変化1図で△4五歩と受けるなら▲2四歩△同歩▲2五歩△同歩▲同桂△2二角▲2四歩△4三飛▲2九飛が、次の▲3三桂成を見て厳しい。それを避けて変化1図で△4三飛とするなら、後手はこれ以上動けないので▲8六歩からガチガチに固めて先手が指しやすい。

このように、振り飛車側は第1図の形にしてしまうと動きが取れなくなるので、もっと早い局面、つまり▲7九銀▲6八角が入る前に後手が攻めなくてはならない……と書かれている。

また、佐藤本も、もう少しざっくりしているが大体同じようなことが書かれている。

と、要するに第1図は先手がよい、と2005年と2008年の本には書かれているわけだが、さて後手の森はどうしたか。

第1図からの指し手
△1四歩▲3七桂△8四歩▲4八飛△8三銀▲4六歩△同歩▲同飛△4三歩(第2図)

後手は△1四歩と付き合い、1手遅れた形で渡辺本を踏襲した。

この端歩がのちのち役に立つ……という局面は想定しづらいので、は単純に1手損をしているだけのように見える。事実、第2図で後手陣はバラバラだし、先手は1歩交換を果たして大駒も捌けている。

しかし、△4三歩と屈服しておいても、それで押さえ込めれば後手がよくなる、という大局観なのだろう。△7二金と締まって銀冠を完成させるまでは辛抱、というわけだ。例えば、第2図から▲4九飛△7二金(変化2図)となった局面は、渡辺本と似ているが、本とは違い実戦は4二飛が2二飛・4三歩となっている。これなら渡辺本の変化にならない。2筋の継歩攻めをあらかじめ受けているからである。

とはいえ、居飛車穴熊相手に「さぁどうぞ攻めてきて下さい」とはなかなか言いづらいものだ。この辺りの「度胸」のよさが森9段らしい。

先手としても、来いと言われれば行くしかない。なにしろ勝率8割と言われる松尾流穴熊にすでに組めているのだ。
第2図以降、▲5五歩~▲6五歩~▲5六金と猛攻を開始し、第3図となった。

先手は守りの金を1枚攻めに使ったが、角金交換の駒得を果たしている。

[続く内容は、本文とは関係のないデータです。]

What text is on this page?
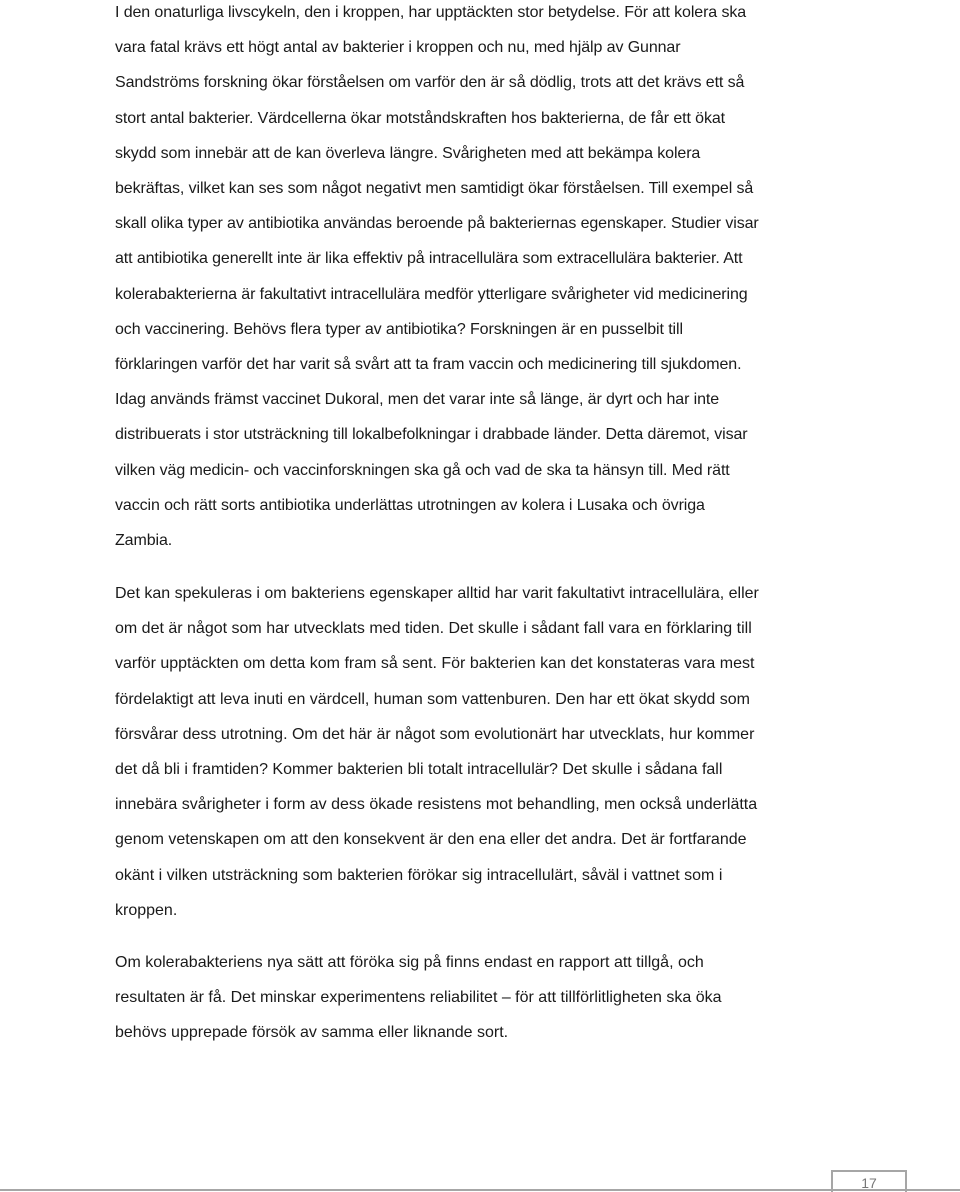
I den onaturliga livscykeln, den i kroppen, har upptäckten stor betydelse. För att kolera ska
vara fatal krävs ett högt antal av bakterier i kroppen och nu, med hjälp av Gunnar
Sandströms forskning ökar förståelsen om varför den är så dödlig, trots att det krävs ett så
stort antal bakterier. Värdcellerna ökar motståndskraften hos bakterierna, de får ett ökat
skydd som innebär att de kan överleva längre. Svårigheten med att bekämpa kolera
bekräftas, vilket kan ses som något negativt men samtidigt ökar förståelsen. Till exempel så
skall olika typer av antibiotika användas beroende på bakteriernas egenskaper. Studier visar
att antibiotika generellt inte är lika effektiv på intracellulära som extracellulära bakterier. Att
kolerabakterierna är fakultativt intracellulära medför ytterligare svårigheter vid medicinering
och vaccinering. Behövs flera typer av antibiotika? Forskningen är en pusselbit till
förklaringen varför det har varit så svårt att ta fram vaccin och medicinering till sjukdomen.
Idag används främst vaccinet Dukoral, men det varar inte så länge, är dyrt och har inte
distribuerats i stor utsträckning till lokalbefolkningar i drabbade länder. Detta däremot, visar
vilken väg medicin- och vaccinforskningen ska gå och vad de ska ta hänsyn till. Med rätt
vaccin och rätt sorts antibiotika underlättas utrotningen av kolera i Lusaka och övriga
Zambia.

Det kan spekuleras i om bakteriens egenskaper alltid har varit fakultativt intracellulära, eller
om det är något som har utvecklats med tiden. Det skulle i sådant fall vara en förklaring till
varför upptäckten om detta kom fram så sent. För bakterien kan det konstateras vara mest
fördelaktigt att leva inuti en värdcell, human som vattenburen. Den har ett ökat skydd som
försvårar dess utrotning. Om det här är något som evolutionärt har utvecklats, hur kommer
det då bli i framtiden? Kommer bakterien bli totalt intracellulär? Det skulle i sådana fall
innebära svårigheter i form av dess ökade resistens mot behandling, men också underlätta
genom vetenskapen om att den konsekvent är den ena eller det andra. Det är fortfarande
okänt i vilken utsträckning som bakterien förökar sig intracellulärt, såväl i vattnet som i
kroppen.

Om kolerabakteriens nya sätt att föröka sig på finns endast en rapport att tillgå, och
resultaten är få. Det minskar experimentens reliabilitet – för att tillförlitligheten ska öka
behövs upprepade försök av samma eller liknande sort.

17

また、第3図は後手番だが、▲3一角から▲7五角成という筋や▲3五角と飛び出る手などがある。これらをどうするか。

第3図からの指し手
△3六金▲2九飛△6六歩▲2四歩△6二飛▲3三歩成△7四金▲4三と△6七歩成▲5三と△6五飛(第4図)

△3六金として▲3五角の飛び出しを押さえた後、ゆうゆうと△6六歩と突き出す。
▲3一角から▲7五角成は大丈夫なのか? と思ってしまうが、実は、▲3一角には△6二飛として、▲7五角成△6四金▲7六馬△6五金▲5八馬△5六金(変化3図)と逆襲する手があるのだ。△3六金が2枚の角を押さえ込んでいるのがよくわかる局面である。

そこで先手は、先に▲2四歩の突き捨てを入れた。△同歩と取ってくれれば、変化3図で▲2四飛と走る筋が生じるので話が全然違ってくる。

しかし、それを放置して△6二飛~△7四金~△6七歩成としたのがまたうまい構想である。先手も▲3三歩成(△同桂と取ってくれれば▲2三歩成が桂馬に当たる)の手筋で応じたが、第4図まで進んでみると駒の効率が段違いである。特に△3六金の投資が利いていて、6八角がただいじめられるだけの駒になっているのが痛い。

このあとも、攻めては△8六歩~△6五角の筋で2九の飛車を奪い、守っては△9三玉と「銀冠の小部屋」に早逃げするなど、まさに変幻自在の指し回しを見せ、最後は綺麗に即詰みで討ち取った。

第2図で屈服しても指せるという大局観、第3図から第4図までの流れるような手順など、森9段の会心譜だったと思う。